INVENTOR OF THE SEWING MACHINE

BIRTHPLACE OF ELIAS HOWE

Amid these humble surroundings the inventor of the sewing machine was born at Spencer, Massachusetts, in 1819.

BEFORE THE WAR

A sewing machine of 1851.

Very different, but also of great value, was the service rendered by Elias Howe of sewing machine fame. There are two stories as to the genesis of this wonderful labor-saving device. One is that it was suggested to Howe by the chance remark of a visitor to the Boston machine shop in which he was employed. The other and more romantic story is that the idea of a machine for sewing garments originated from a desire on Howe’s part to lighten the labor of his wife, who, when he was ill and out of work, was obliged to take in sewing and toil far into the night.

Whichever version is correct, it is certain that in 1843 (Howe was then only twenty-four years old) he set to work in the garret of his father’s home in Cambridge, and about a year later gave to the world a sewing machine that embodied the principal features of the most up-to-date models of the present day. For long, however, the world was reluctant to accept this splendid invention. The tailors of Boston, to whom he first offered it, refused to adopt it, on the ground that it would ruin their business; and later, in New York, there were anti-sewing machine demonstrations, fomented by labor leaders, who failed to realize that in the end labor-saving devices of any real merit were always certain to increase, not decrease, the demand and opportunities for the workingman and workingwoman.

A SEWING MACHINE OF 1860

It has stitched many hundred miles of seam, and is still in good working order.

In the case of the sewing machine the truth of this has long since been demonstrated. Not only has it become a familiar household adjunct, freeing millions of women from the slavery of the needle, and thus most effectively answering the piteous plea of Hood’s “Song of the Shirt,” but it has also brought about a marvelous expansion of the clothing industry. It has in fact created an entirely new and most important branch of that industry,—the ready-made clothing business,—giving employment to hundreds of thousands of people, and providing well patterned and well finished garments at prices undreamed of in other days. Surely Howe, no less than Fulton and Whitney, deserves to be regarded as a benefactor of humanity.

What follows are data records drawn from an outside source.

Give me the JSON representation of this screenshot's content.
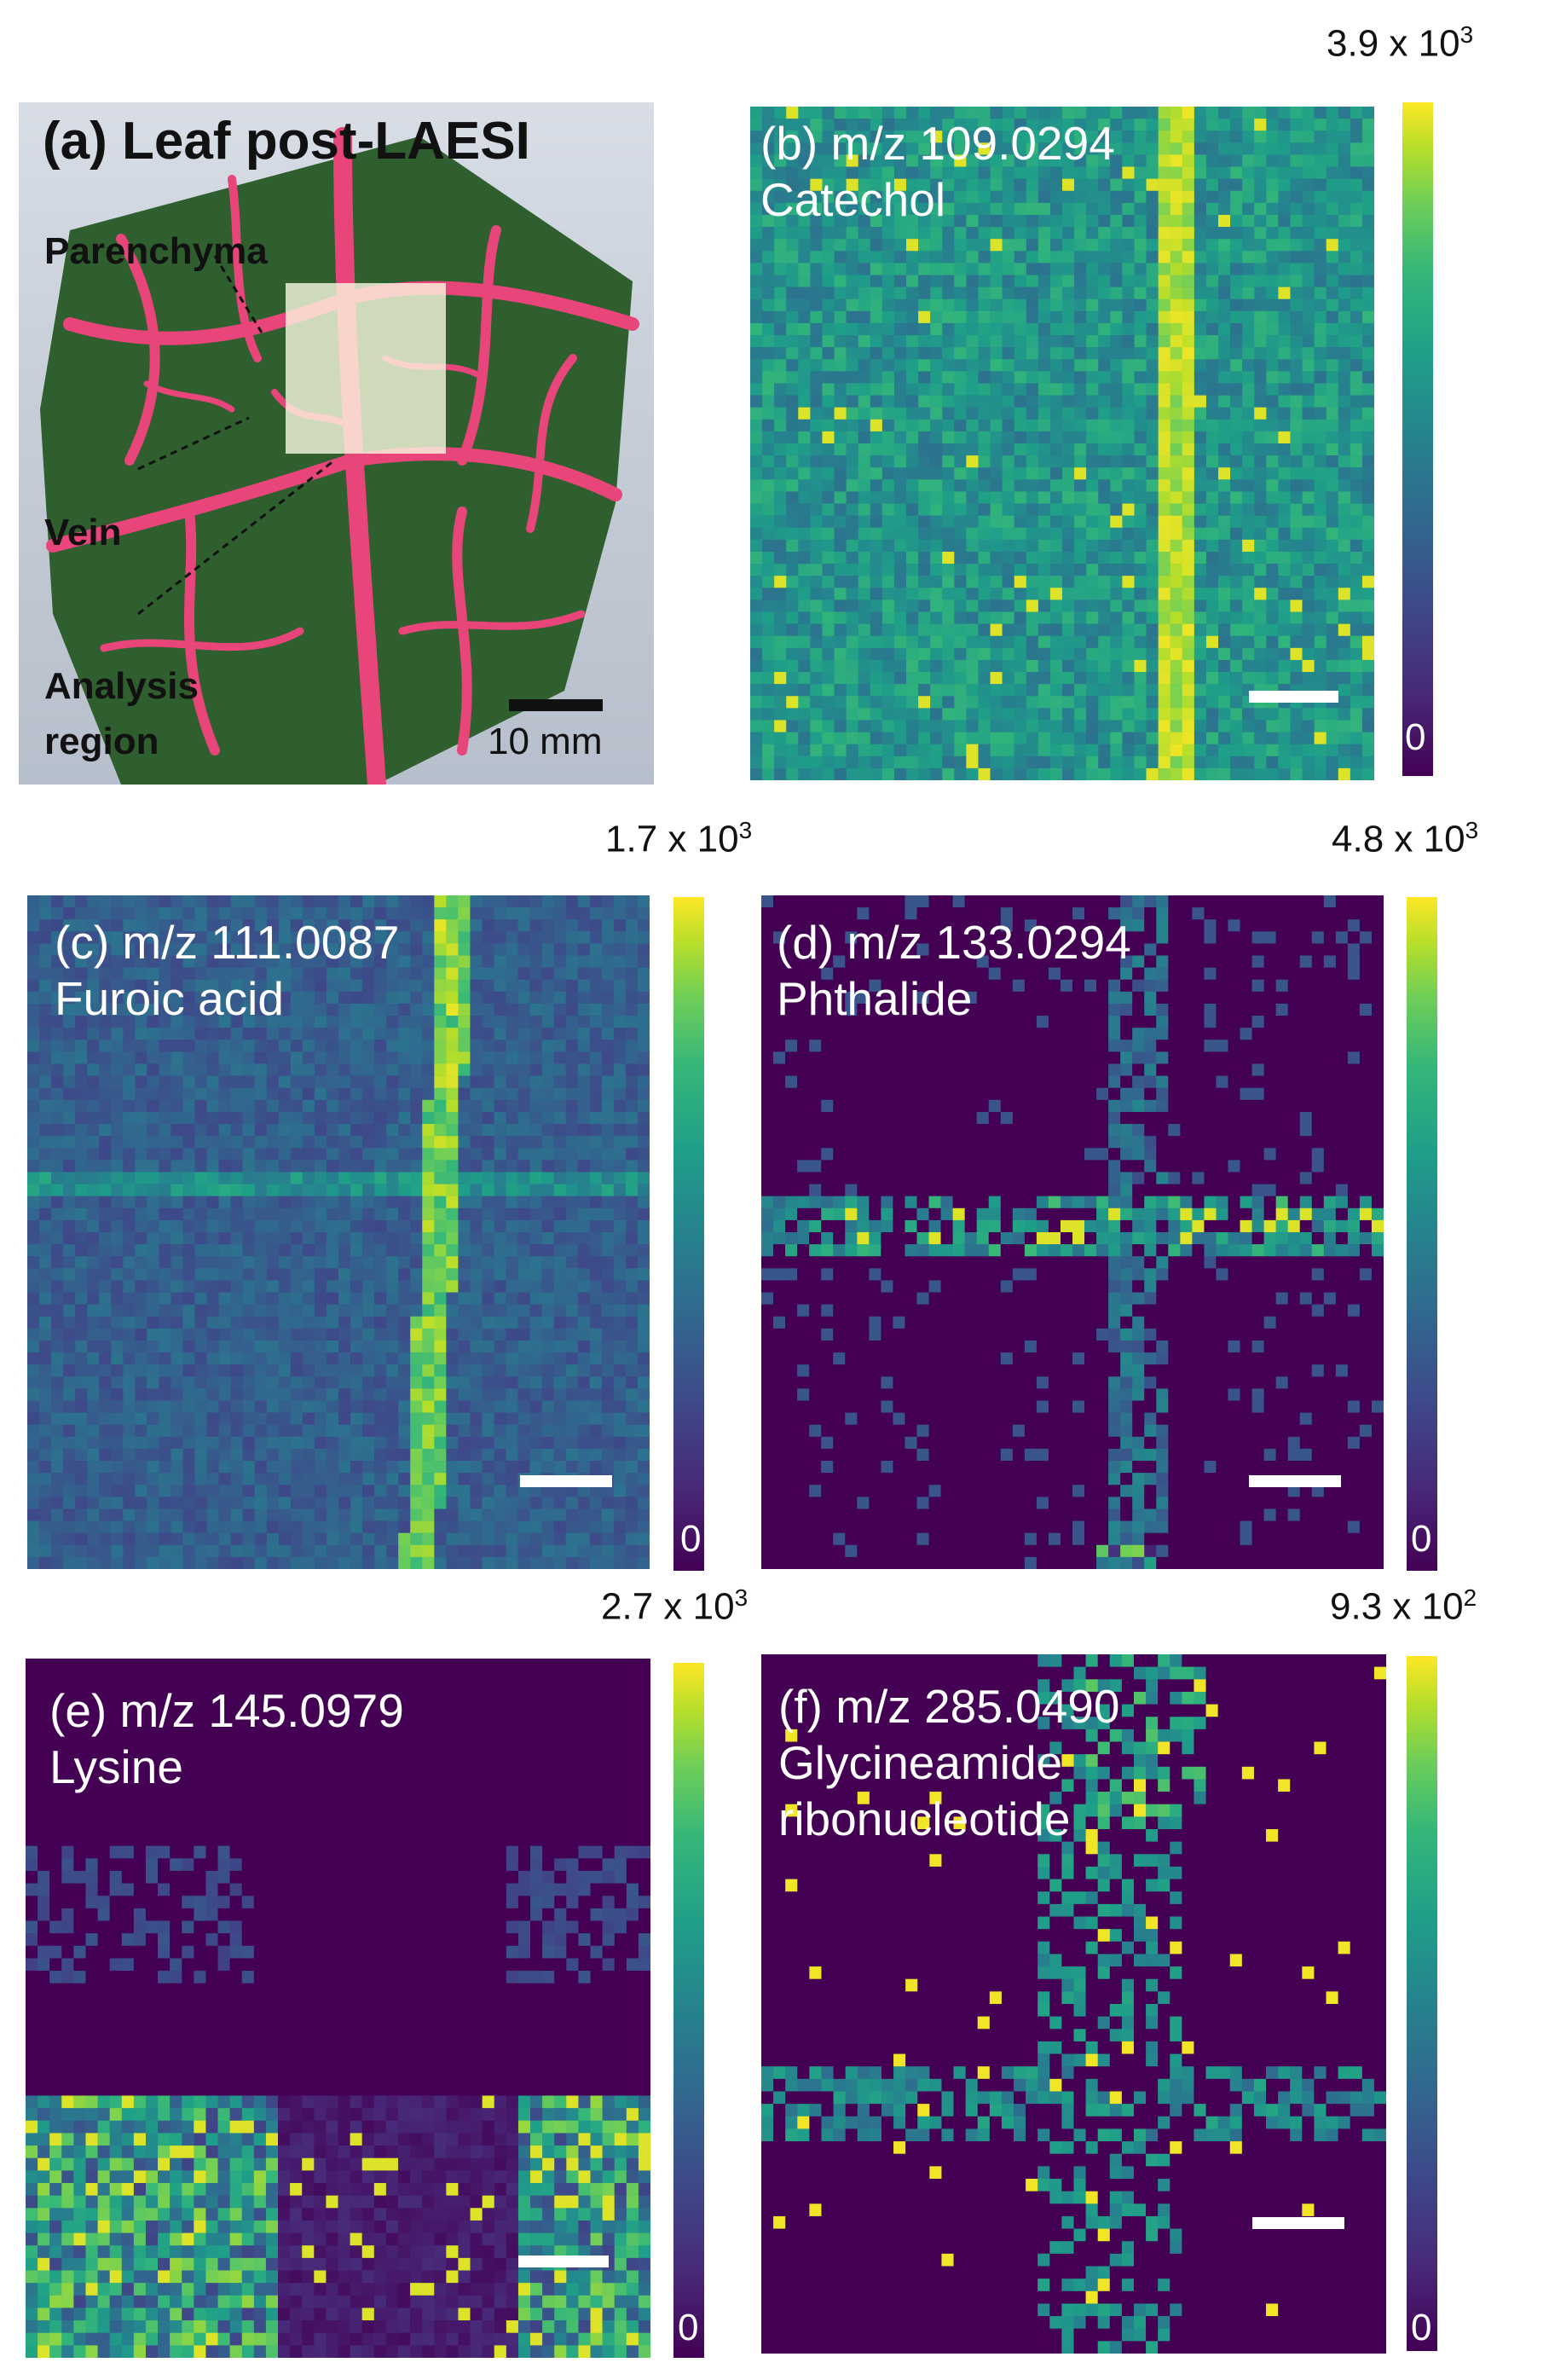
{
  "panel_a": {
    "title": "(a) Leaf post-LAESI",
    "labels": {
      "parenchyma": "Parenchyma",
      "vein": "Vein",
      "analysis_line1": "Analysis",
      "analysis_line2": "region"
    },
    "scalebar_label": "10 mm"
  },
  "panels": [
    {
      "id": "b",
      "label_line1": "(b) m/z 109.0294",
      "label_line2": "Catechol",
      "label_line3": "",
      "cmax": "3.9 x 10",
      "cmax_exp": "3",
      "cmin": "0",
      "pattern": "catechol"
    },
    {
      "id": "c",
      "label_line1": "(c) m/z 111.0087",
      "label_line2": "Furoic acid",
      "label_line3": "",
      "cmax": "1.7 x 10",
      "cmax_exp": "3",
      "cmin": "0",
      "pattern": "furoic"
    },
    {
      "id": "d",
      "label_line1": "(d) m/z 133.0294",
      "label_line2": "Phthalide",
      "label_line3": "",
      "cmax": "4.8 x 10",
      "cmax_exp": "3",
      "cmin": "0",
      "pattern": "phthalide"
    },
    {
      "id": "e",
      "label_line1": "(e) m/z 145.0979",
      "label_line2": "Lysine",
      "label_line3": "",
      "cmax": "2.7 x 10",
      "cmax_exp": "3",
      "cmin": "0",
      "pattern": "lysine"
    },
    {
      "id": "f",
      "label_line1": "(f) m/z 285.0490",
      "label_line2": "Glycineamide",
      "label_line3": "ribonucleotide",
      "cmax": "9.3 x 10",
      "cmax_exp": "2",
      "cmin": "0",
      "pattern": "gar"
    }
  ],
  "colormap": "viridis",
  "colors": {
    "low": "#440154",
    "high": "#fde725",
    "vein": "#e8457a",
    "leaf": "#2f5e2f"
  }
}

So, too, with Samuel F. B. Morse, and Alexander Graham Bell, the one the father of the electric telegraph, the other the inventor of the telephone. If anybody had told Samuel Morse in 1811, when as a youth of twenty he sailed from New York to Liverpool to study painting under Benjamin West, that he would be known to posterity as an inventor rather than as an artist, he would have laughed the prophecy to scorn. But, as has happened to other gifted men, circumstances conspired to turn and fix the thoughts of this brilliant son of New England on problems unconnected with the routine of his daily life, yet appealing to him with such force as to change the whole course of his career.